In this article I will share the experience of making fast faster by stripping off safety nets carefully developed to prevent people from shooting themselves in the foot.

In modern java development, there are many libraries saving developers from getting their hands dirty coding sockets and network channels – Netty being probably the most popular low-level library out there. But here at Chronicle, we sometimes suffer from NIH syndrome and like to re-implement things…​ Or seriously speaking, we constantly thrive to go faster and be garbage-free, while Netty, being a general-purpose library, doesn’t give us enough flexibility nor performance.

We ended up implementing our own network layer based directly on SocketChannel API, as a subproduct of our other products which needed to work with network – namely, FIX engine and Chronicle Queue replication. Afterwards we asked ourselves – how can we make it even faster? Not that it was slow – it was already pretty fast, but we are obsessed with speed here, and we love to dig further, so we started to look closer at what Java does when we call SocketChannel#write(), or SocketChannel#read(). We invite readers to check the code of sun.nio.ch.SocketChannelImpl, below is an excerpt from SocketChannelImpl#read() cutting out the comments:

public int read(ByteBuffer buf) throws IOException {

    if (buf == null)

        throw new NullPointerException();

    synchronized (readLock) {

        if (!ensureReadOpen())

            return -1;

        int n = 0;

        try {

            begin();

            synchronized (stateLock) {

                if (!isOpen()) {

                    return 0;

                }

                readerThread = NativeThread.current();

            }

            for (;;) {

                n = IOUtil.read(fd, buf, -1, nd);

                if ((n == IOStatus.INTERRUPTED) && isOpen()) {

                    // The system call was interrupted but the channel

                    // is still open, so retry

                    continue;

                }

                return IOStatus.normalize(n);

            }

        } finally {

            readerCleanup();

            end(n > 0 || (n == IOStatus.UNAVAILABLE));

            synchronized (stateLock) {

                if ((n <= 0) && (!isInputOpen))

                    return IOStatus.EOF;

            }

            assert IOStatus.check(n);

        }

    }

}

So in this (fairly convoluted) code, we can see 3 synchronized blocks, and quite a bit of code to handle interrupts (in particular, a call to SocketChannelImpl#begin() sets up interruptor to properly implement AbstractInterruptibleChannel).

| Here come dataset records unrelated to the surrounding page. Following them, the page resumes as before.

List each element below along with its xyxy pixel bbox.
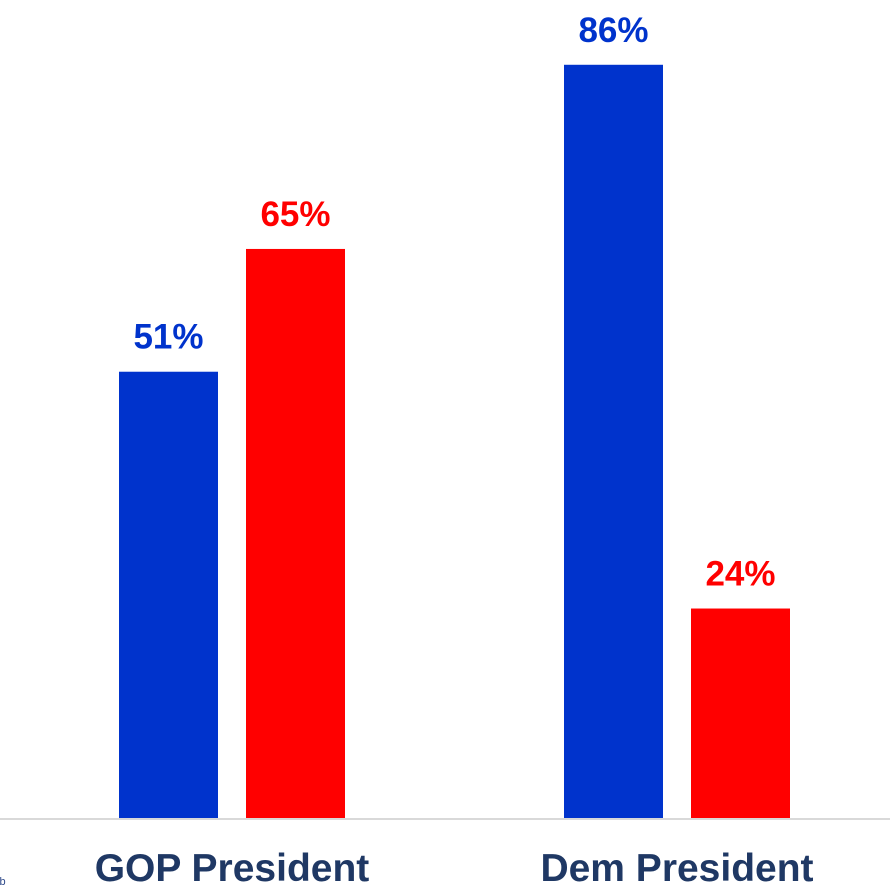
- bars-group: [119, 64, 790, 819]
- bar-1-2: [246, 248, 345, 819]
- category-label-2: Dem President: [540, 847, 813, 887]
- bar-2-2: [691, 608, 790, 819]
- corner-mark: lb: [0, 876, 6, 887]
- value-label-2-2: 24%: [705, 555, 775, 594]
- bar-1-1: [119, 371, 218, 819]
- bar-2-1: [564, 64, 663, 819]
- value-label-1-2: 65%: [260, 195, 330, 234]
- value-label-1-1: 51%: [133, 318, 203, 357]
- value-labels-group: 51% 65% 86% 24%: [133, 11, 775, 594]
- value-label-2-1: 86%: [578, 11, 648, 50]
- category-labels-group: GOP President Dem President: [95, 847, 814, 887]
- category-label-1: GOP President: [95, 847, 370, 887]
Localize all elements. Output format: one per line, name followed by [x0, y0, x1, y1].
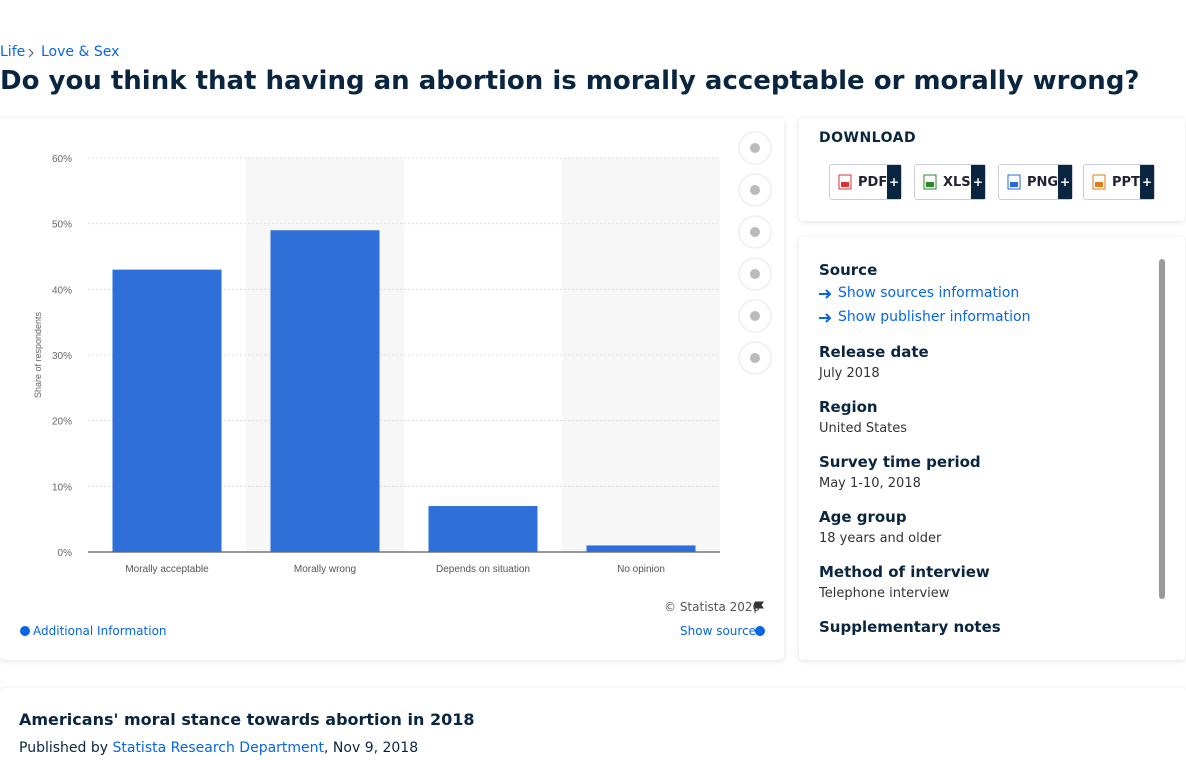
breadcrumb-link[interactable]: Life — [0, 44, 26, 60]
bar — [586, 545, 696, 552]
tool-icon — [750, 185, 760, 195]
file-icon — [838, 174, 852, 190]
download-format: PPT — [1112, 174, 1140, 190]
detail-value: United States — [819, 421, 908, 436]
published-by: Published by — [19, 740, 109, 756]
detail-label: Method of interview — [819, 563, 990, 581]
additional-information[interactable]: Additional Information — [33, 624, 167, 638]
file-icon — [1092, 174, 1106, 190]
chevron — [28, 48, 34, 58]
y-tick-label: 30% — [52, 351, 72, 362]
publish-date: , Nov 9, 2018 — [324, 740, 419, 756]
y-axis-label: Share of respondents — [33, 311, 43, 398]
arrow-icon — [819, 313, 832, 323]
y-tick-label: 60% — [52, 154, 72, 165]
download-button[interactable]: PNG + — [998, 164, 1073, 200]
download-plus[interactable]: + — [887, 165, 901, 199]
download-button[interactable]: XLS + — [914, 164, 986, 200]
download-format: PNG — [1027, 174, 1059, 190]
breadcrumb-link[interactable]: Love & Sex — [41, 44, 120, 60]
detail-value: 18 years and older — [819, 531, 942, 546]
info-icon — [755, 626, 765, 636]
download-plus[interactable]: + — [1140, 165, 1154, 199]
chart-card: 0% 10% 20% 30% 40% 50% 60% Share of respondents… — [0, 118, 784, 660]
download-format: XLS — [943, 174, 971, 190]
y-tick-label: 50% — [52, 220, 72, 231]
x-tick-label: Morally acceptable — [125, 564, 209, 575]
tool-icon — [750, 143, 760, 153]
detail-value: Telephone interview — [819, 586, 950, 601]
details-card: Source Show sources information Show publ… — [799, 237, 1185, 660]
detail-label: Survey time period — [819, 453, 981, 471]
published-line: Published by Statista Research Departmen… — [19, 740, 418, 756]
page-title: Do you think that having an abortion is … — [0, 66, 1140, 96]
footer-title: Americans' moral stance towards abortion… — [19, 710, 475, 729]
y-tick-label: 10% — [52, 482, 72, 493]
tool-icon — [750, 311, 760, 321]
scrollbar[interactable] — [1159, 259, 1165, 599]
show-source[interactable]: Show source — [680, 624, 757, 638]
tool-icon — [750, 353, 760, 363]
detail-link[interactable]: Show sources information — [838, 285, 1020, 301]
y-tick-label: 40% — [52, 285, 72, 296]
download-card: DOWNLOAD PDF + XLS + PNG + PPT + — [799, 118, 1185, 221]
download-button[interactable]: PPT + — [1083, 164, 1155, 200]
download-button[interactable]: PDF + — [829, 164, 902, 200]
download-title: DOWNLOAD — [819, 130, 917, 146]
tool-icon — [750, 269, 760, 279]
copyright: © Statista 2020 — [664, 600, 761, 614]
detail-value: July 2018 — [819, 366, 880, 381]
publisher-link[interactable]: Statista Research Department — [112, 740, 325, 756]
info-icon — [20, 626, 30, 636]
source-title: Source — [819, 261, 878, 279]
detail-label: Age group — [819, 508, 907, 526]
bar — [112, 269, 222, 552]
x-tick-label: No opinion — [617, 564, 665, 575]
y-tick-label: 0% — [58, 548, 73, 559]
detail-value: May 1-10, 2018 — [819, 476, 921, 491]
x-tick-label: Morally wrong — [294, 564, 356, 575]
tool-icon — [750, 227, 760, 237]
footer-card: Americans' moral stance towards abortion… — [0, 688, 1186, 760]
file-icon — [1007, 174, 1021, 190]
download-plus[interactable]: + — [971, 165, 985, 199]
file-icon — [923, 174, 937, 190]
detail-link[interactable]: Show publisher information — [838, 309, 1031, 325]
x-tick-label: Depends on situation — [436, 564, 530, 575]
bar — [428, 506, 538, 552]
flag-icon[interactable] — [753, 601, 765, 613]
detail-label: Release date — [819, 343, 929, 361]
download-plus[interactable]: + — [1058, 165, 1072, 199]
detail-label: Region — [819, 398, 878, 416]
y-tick-label: 20% — [52, 417, 72, 428]
bar — [270, 230, 380, 552]
download-format: PDF — [858, 174, 888, 190]
chart: 0% 10% 20% 30% 40% 50% 60% Share of respondents… — [33, 131, 772, 575]
detail-label: Supplementary notes — [819, 618, 1001, 636]
arrow-icon — [819, 289, 832, 299]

Next, the IOUtil#read() looks like a code that actually does read something? Well, not quite:

static int read(FileDescriptor fd, ByteBuffer dst, long position, NativeDispatcher nd) throws IOException

{

    if (dst.isReadOnly())

        throw new IllegalArgumentException("Read-only buffer");

    if (dst instanceof DirectBuffer)

        return readIntoNativeBuffer(fd, dst, position, nd);

    // Substitute a native buffer

    ByteBuffer bb = Util.getTemporaryDirectBuffer(dst.remaining());

    try {

        int n = readIntoNativeBuffer(fd, bb, position, nd);

        bb.flip();

        if (n > 0)

            dst.put(bb);

        return n;

    } finally {

        Util.offerFirstTemporaryDirectBuffer(bb);

    }

}

private static int readIntoNativeBuffer(FileDescriptor fd, ByteBuffer bb, long position, NativeDispatcher nd)

    throws IOException

{

    int pos = bb.position();

    int lim = bb.limit();

    assert (pos <= lim);

    int rem = (pos <= lim ? lim - pos : 0);

    if (rem == 0)

        return 0;

    int n = 0;

    if (position != -1) {

        n = nd.pread(fd, ((DirectBuffer)bb).address() + pos,

                     rem, position);

    } else {

        n = nd.read(fd, ((DirectBuffer)bb).address() + pos, rem);

    }

    if (n > 0)

        bb.position(pos + n);

    return n;

}

So the code here tries to figure out if it has heap memory or direct memory, and if it’s heap memory – copy it to temporary direct memory before proceeding to the next step. Now, the SocketDispatcher#read() just forwards the call to FileDispatcherImpl#read0() which is a native call (we are not interested in #pread() as we know that we called this code with position == -1).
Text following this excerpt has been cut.